The U.S. Transportation Security Administration will update its pat-down methods at 450 U.S. airports on Friday to allow more aggressive touching, with inspectors instructed to touch travelers' personal do-not-fly zones if they refuse scanners. Who's ready for a road trip?
The current TSA first date pat-down keeps the touching mostly to the sides of your body and down your legs, with the screeners using the back of their hands. While the TSA has declined to specify all the details of the new pat-down guidelines, the Boston Herald reported earlier this week that the techniques include "over-the-clothes searches of passengers' breast and genital areas."

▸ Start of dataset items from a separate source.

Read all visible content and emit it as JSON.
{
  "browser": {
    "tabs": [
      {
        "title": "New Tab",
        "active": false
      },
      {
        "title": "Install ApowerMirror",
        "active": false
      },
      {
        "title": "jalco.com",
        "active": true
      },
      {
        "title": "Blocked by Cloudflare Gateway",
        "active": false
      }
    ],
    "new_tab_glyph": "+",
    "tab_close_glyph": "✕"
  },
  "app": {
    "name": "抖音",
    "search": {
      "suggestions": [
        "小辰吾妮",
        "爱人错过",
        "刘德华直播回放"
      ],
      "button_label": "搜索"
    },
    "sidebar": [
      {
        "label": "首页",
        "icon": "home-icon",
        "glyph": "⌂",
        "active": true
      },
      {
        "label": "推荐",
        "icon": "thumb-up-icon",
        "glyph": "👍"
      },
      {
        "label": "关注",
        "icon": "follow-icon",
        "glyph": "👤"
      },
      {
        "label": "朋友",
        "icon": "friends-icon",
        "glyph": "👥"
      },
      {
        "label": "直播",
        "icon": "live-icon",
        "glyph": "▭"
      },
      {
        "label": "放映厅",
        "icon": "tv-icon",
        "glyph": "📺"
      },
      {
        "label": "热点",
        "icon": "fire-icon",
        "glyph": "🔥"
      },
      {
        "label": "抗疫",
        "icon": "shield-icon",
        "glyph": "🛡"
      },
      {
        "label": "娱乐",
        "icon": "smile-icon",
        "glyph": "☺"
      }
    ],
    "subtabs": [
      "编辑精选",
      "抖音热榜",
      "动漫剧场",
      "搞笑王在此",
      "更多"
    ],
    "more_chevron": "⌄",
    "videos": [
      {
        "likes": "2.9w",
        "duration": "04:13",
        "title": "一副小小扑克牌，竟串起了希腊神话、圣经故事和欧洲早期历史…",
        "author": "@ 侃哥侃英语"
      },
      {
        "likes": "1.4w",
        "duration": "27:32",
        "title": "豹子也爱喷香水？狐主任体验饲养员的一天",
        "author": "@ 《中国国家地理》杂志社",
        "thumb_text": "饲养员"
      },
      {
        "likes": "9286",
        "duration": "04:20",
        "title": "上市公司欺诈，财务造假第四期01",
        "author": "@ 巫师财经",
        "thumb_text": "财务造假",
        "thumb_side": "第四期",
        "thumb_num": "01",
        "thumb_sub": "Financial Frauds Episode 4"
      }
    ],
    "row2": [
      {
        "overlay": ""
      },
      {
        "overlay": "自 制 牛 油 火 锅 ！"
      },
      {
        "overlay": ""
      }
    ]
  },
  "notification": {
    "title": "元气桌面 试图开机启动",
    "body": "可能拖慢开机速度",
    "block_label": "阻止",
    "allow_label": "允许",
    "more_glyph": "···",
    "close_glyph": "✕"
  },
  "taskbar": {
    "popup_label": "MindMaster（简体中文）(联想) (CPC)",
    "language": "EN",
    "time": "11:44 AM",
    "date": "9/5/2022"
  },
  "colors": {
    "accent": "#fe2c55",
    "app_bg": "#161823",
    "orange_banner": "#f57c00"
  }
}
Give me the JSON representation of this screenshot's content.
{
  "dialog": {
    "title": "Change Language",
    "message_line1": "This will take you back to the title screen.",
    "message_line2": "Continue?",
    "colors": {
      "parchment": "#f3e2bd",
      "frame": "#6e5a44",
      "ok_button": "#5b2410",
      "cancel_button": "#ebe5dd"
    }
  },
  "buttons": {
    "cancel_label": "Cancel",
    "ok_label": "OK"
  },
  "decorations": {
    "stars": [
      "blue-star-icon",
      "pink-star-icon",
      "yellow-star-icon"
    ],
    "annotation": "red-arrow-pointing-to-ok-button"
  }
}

The difference between the old regime and the new - which in typical TSA fashion will be sprung on unsuspecting travelers without notice - was described by an ACLU official who had the procedure during a test at Boston's Logan Airport two months ago:
Two (female) TSA officers stepped over to me, and gave me the new procedure, which included touching my face and hair, and in between and directly under my breasts. Much like a medical appointment, they explained the motions they would make before actually touching me, and both women were professional and polite about the screening - even apologetic about it - but I couldn't help but think this was overly invasive overkill.
Of course, travelers can avoid the new form of civil unions by accepting the full-body scans that led one ExpressJet pilot to walk off the job last week. At the other end of the business, the chairman of British Airways has also criticized the growing load of U.S. safety rules, saying several are "completely redundant."